What is that smell? It's not vinegar or castor oil but coffee. Just when you thought we were out of all-natural remedies, we are here with another possibility for you to rid that lawn of moles! Staying on theme with scenting the yard with smells moles don't like, consider combining coffee grounds and water or simply scattering the grounds (and even the beans) around the affected areas most visited by the ground dwellers. Mix any coffee beans that you have available and use them as an organic mole repellent, as per OutdoorAlive. Liberally distribute the coffee creation and allow it to sit overnight for best results. It does not matter if the coffee is brewed or not brewed.

However, keep in mind that coffee grounds could be harmful to the surrounding foliage. According to Discovery, coffee is naturally highly acidic, making it great for some flowers and fruits but highly damaging to others. If you are concerned about any flowers or garden beds in your yard, be mindful of where the solution is being applied or seek alternative measures for these locations that aren't as harmful to the greenery.

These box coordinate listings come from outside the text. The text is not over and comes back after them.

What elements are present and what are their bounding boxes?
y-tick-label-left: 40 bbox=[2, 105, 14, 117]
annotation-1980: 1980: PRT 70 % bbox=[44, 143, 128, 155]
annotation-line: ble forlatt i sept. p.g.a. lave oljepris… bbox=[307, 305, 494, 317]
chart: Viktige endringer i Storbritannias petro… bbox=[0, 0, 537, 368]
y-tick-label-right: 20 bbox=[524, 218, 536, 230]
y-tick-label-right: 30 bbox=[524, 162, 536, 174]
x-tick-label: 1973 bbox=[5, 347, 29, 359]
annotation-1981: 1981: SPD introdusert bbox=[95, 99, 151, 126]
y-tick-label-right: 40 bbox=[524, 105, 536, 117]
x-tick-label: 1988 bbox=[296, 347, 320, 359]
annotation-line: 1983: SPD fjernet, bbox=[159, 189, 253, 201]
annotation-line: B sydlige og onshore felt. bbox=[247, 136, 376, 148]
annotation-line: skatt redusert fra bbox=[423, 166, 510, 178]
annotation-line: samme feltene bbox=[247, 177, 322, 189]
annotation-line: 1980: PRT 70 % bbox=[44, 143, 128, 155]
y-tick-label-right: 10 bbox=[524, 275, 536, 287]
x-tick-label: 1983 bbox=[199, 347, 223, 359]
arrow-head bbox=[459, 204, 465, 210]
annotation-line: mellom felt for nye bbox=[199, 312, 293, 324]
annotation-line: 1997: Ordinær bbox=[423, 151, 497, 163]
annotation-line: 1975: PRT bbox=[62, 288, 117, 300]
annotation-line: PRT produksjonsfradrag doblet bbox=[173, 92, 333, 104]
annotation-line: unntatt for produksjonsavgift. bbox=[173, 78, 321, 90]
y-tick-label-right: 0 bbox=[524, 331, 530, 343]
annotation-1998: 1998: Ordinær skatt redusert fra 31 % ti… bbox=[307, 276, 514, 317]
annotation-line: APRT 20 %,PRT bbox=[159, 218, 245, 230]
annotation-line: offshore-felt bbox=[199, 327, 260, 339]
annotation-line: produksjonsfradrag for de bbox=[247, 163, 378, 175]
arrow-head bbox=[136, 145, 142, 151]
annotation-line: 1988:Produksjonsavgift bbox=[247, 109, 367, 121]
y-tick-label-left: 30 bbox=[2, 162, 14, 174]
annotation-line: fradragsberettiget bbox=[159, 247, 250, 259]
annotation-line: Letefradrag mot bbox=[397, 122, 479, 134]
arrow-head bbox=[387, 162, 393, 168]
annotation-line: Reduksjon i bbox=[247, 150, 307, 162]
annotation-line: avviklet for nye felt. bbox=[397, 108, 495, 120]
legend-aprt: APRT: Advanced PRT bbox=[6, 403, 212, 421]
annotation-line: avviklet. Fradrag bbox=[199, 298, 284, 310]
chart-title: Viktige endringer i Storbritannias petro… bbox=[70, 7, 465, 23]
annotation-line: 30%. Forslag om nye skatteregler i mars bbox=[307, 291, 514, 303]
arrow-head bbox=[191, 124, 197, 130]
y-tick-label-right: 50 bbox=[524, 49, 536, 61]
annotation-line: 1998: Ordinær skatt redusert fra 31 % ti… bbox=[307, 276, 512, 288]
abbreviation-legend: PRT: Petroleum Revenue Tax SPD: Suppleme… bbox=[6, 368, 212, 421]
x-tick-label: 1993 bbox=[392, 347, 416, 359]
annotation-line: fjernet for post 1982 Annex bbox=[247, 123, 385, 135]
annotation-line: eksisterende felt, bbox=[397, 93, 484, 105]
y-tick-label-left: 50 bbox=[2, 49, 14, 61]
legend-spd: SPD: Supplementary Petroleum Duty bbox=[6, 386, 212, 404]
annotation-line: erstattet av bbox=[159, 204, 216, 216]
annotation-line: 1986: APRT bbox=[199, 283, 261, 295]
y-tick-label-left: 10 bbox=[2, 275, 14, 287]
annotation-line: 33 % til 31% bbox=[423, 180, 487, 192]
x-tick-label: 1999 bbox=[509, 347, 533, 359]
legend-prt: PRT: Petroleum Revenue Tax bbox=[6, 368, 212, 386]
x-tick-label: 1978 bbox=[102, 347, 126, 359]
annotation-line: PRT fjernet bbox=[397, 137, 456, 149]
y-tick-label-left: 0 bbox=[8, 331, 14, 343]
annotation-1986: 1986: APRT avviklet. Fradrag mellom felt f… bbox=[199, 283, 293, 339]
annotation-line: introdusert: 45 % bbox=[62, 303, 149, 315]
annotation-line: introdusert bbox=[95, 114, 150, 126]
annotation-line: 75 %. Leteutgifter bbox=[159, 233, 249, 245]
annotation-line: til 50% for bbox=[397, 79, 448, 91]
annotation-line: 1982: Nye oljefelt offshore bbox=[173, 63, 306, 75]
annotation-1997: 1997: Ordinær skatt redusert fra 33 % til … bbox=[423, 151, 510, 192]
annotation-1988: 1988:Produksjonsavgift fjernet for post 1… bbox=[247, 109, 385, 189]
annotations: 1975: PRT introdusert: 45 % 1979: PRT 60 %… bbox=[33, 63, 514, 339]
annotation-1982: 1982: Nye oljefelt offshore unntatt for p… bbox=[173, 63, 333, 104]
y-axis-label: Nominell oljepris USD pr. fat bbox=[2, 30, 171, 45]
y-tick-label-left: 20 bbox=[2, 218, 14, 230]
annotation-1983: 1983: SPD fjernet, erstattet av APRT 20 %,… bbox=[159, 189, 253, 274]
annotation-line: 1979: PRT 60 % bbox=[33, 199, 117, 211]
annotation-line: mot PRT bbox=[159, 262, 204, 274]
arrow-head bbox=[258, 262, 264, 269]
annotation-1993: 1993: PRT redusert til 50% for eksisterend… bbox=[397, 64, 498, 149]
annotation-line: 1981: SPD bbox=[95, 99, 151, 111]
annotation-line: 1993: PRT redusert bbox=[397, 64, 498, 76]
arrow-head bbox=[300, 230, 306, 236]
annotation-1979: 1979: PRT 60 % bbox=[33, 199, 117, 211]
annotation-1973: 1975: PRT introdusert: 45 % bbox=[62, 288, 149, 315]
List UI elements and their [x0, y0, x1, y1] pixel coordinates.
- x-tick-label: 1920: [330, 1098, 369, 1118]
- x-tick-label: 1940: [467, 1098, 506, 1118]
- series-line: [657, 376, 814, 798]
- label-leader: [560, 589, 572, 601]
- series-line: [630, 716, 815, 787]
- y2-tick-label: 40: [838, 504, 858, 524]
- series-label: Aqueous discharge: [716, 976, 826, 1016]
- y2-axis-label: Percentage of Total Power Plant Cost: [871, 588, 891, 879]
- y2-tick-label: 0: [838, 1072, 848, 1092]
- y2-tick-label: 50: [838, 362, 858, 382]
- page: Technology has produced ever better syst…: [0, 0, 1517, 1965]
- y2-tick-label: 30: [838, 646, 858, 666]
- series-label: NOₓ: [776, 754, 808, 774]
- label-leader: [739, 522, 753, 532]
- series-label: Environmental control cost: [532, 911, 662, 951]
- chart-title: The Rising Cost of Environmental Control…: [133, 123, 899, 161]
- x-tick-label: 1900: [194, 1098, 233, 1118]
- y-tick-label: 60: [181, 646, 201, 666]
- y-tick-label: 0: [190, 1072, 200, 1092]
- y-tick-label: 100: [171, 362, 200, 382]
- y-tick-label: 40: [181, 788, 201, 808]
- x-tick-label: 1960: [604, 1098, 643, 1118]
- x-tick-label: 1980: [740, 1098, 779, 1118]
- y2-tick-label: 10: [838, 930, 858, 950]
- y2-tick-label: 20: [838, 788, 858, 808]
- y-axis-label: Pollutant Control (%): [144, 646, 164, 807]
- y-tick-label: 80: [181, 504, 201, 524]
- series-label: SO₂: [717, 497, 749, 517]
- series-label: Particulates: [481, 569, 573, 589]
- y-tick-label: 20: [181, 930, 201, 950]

Using beans without the liquid component may be best to prevent accidentally spraying the plants. No harmful effects occur in moles other than their distaste for the scent and taste.

In-ground windmills

No one likes to find a molehill in their yard. Moles have an unruly habit of ruining gardens or gorgeous green grasses. When you find one (or more) in your own lawn, you could be left wondering how to dispose of moles without harming them and further destroying your backyard or front yard. This subsequent treatment has nothing to do with smell but does have to do with sound.

Much like how moles don't like certain smells, they don't like certain noises either. For a harmless way to clear out moles from their burrows, consider installing a mole-chasing windmill on your lawn. According to Lehman's Hardware Store, the wind-spun blades create a vibration that agitates the moles underground, ultimately causing them to move out due to disturbance. The windmills are an effective tool to ward off moles for up to 75 feet in all directions. This approach has minimal upkeep, and it doesn't require reapplication for effective results.

Bait with poison as a last resort

Now, this is not our favorite method, but some moles can be sneaky so much that this becomes the only way to get rid of them. The last tip we have for you is to use good old-fashioned bait; you can either take this hook, line, and sinker (pun intended), or take it with a pinch of salt (another horrible attempt at a pun). The bottom line is that there are two basic ways to set a mole trap with bait: one will/can kill the mole, or the other, which will allow you to catch and release moles somewhere else. If the latter doesn't work, the former is useful as a last resort.

The mole bait can either be actual live bugs and grubs or a dummy, says MedicineNet. All you have to do is to infuse them with poison and place them in the hole or at the edge of the hole. Then, whenever the moles come by to have a bite, you know you've won. The moles are taken care of, and your yard is safe.